If you don’t know what the acronym HELOC stands for, you’re among the very lucky or the very thrifty.

If you’re well familiar with the Home Equity Line of Credit (HELOC), the federal government’s Financial Consumer Agency of Canada (FCAC) has a warning for you: it’s not a money machine. In fact, it could be the debt millstone that finally drags you under.

HELOCs are offered by pretty much every one of Canada’s major banks, and others besides. What they do is to let you borrow money against the equity you hold in your home — in other words, tacking on new homeowners’ debt over and above your mortgage.

For financial institutions, you could call it having your interest cake and eating it, too. Banks could easily be in a position where they collect interest on your mortgage, while also collecting interest on money advanced against equity you hold in your home. They’ve got you coming and going.

The problem is, while such loans may provide advantageous interest rates and quick access to needed funds, it looks like Canadians might be getting hooked on the loans.

In a report released Wednesday, FCAC pointed out that the lines of credit are growing rapidly. The number of households that hold both mortgages and HELOCs has grown by 40 per cent since 2011, and users aren’t exactly trying to get out from under the debt, either.

Forty per cent of loan holders don’t make regular payments on their debt, and one in four either pay off only the interest or make the minimum payment possible.

Most people who get the lines of credit don’t manage to pay the debt off until they actually sell their homes, meaning the debt — and its interest payments — are the homeowners’ constant companions.

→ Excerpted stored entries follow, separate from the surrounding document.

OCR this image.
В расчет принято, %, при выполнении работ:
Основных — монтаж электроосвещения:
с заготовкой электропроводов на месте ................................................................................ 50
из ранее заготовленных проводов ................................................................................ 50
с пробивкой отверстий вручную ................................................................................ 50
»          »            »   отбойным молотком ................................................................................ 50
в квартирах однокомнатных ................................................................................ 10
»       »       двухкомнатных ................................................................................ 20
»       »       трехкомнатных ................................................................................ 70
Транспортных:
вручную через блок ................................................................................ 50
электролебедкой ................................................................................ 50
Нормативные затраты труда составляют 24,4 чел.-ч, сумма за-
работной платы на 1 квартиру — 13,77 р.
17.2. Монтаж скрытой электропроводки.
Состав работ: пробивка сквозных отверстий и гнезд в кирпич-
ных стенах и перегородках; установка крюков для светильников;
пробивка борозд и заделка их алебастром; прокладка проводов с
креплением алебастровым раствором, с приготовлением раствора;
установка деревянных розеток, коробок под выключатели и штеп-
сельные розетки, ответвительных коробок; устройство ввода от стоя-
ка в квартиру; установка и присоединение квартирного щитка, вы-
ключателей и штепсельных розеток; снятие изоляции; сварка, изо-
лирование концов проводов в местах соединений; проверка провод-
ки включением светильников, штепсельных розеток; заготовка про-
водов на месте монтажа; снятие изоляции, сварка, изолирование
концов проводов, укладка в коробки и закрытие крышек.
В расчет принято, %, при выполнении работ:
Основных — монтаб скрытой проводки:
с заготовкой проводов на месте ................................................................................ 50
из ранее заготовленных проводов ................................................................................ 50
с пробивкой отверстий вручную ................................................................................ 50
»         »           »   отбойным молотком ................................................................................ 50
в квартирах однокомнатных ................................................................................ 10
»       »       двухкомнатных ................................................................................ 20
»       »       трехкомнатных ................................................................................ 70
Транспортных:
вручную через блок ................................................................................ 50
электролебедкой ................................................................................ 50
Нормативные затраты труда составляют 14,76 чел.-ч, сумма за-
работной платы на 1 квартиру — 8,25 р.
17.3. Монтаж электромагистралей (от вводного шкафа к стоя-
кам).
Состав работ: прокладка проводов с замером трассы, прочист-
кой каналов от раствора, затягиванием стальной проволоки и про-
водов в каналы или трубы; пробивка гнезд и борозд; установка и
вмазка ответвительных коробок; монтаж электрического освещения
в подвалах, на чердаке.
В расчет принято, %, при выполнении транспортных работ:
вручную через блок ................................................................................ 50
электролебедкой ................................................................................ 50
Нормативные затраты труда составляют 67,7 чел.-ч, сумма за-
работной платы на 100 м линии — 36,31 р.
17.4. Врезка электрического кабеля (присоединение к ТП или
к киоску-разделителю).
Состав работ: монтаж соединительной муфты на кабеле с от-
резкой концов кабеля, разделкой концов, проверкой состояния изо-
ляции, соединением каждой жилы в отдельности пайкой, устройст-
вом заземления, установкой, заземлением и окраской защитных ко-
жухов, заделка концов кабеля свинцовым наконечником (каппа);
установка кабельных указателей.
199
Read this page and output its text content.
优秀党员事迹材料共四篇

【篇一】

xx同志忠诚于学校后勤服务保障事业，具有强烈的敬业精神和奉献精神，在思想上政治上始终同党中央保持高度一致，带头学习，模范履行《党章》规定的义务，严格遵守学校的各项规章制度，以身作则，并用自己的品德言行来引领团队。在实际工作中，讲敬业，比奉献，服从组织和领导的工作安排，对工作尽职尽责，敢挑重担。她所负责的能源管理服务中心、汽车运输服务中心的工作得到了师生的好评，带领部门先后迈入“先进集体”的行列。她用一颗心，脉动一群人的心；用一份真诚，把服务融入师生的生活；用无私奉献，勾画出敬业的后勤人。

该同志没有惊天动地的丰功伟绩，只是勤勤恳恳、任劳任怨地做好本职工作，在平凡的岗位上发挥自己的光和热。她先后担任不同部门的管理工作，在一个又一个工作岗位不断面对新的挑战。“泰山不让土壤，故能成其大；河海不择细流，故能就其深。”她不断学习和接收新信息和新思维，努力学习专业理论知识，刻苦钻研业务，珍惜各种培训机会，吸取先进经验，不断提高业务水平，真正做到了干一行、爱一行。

How big is this line of credit mountain? At the end of 2016, the outstanding balance in Canada was $211 billion, with an average balance of $70,000. (The FCAC says homeowners use the funds for a variety of purposes, loosely summed up like this: home renovation and consumption, 40 per cent; investments, 34 per cent; and debt consolidation, 26 per cent.)

That debt is on top of mortgages, credit card balances, car loans, and every other means by which Canadians get their credit.

And that extra debt has big economic risks. Does this sound familiar, Newfoundland and Labrador?

“Highly indebted households tend to reduce their spending disproportionately more than less indebted households in response to an economic shock (e.g., oil price collapse). When more severely indebted households cut back, it reduces demand for a range of consumer goods (e.g., automobiles, furniture), which can increase the impact of the shock by curtailing investments and increasing unemployment.”

Other risks include homeowners finding themselves with homes worth less than the debt they hold, should the housing market fall.

The message from FCAC is clear: borrower beware.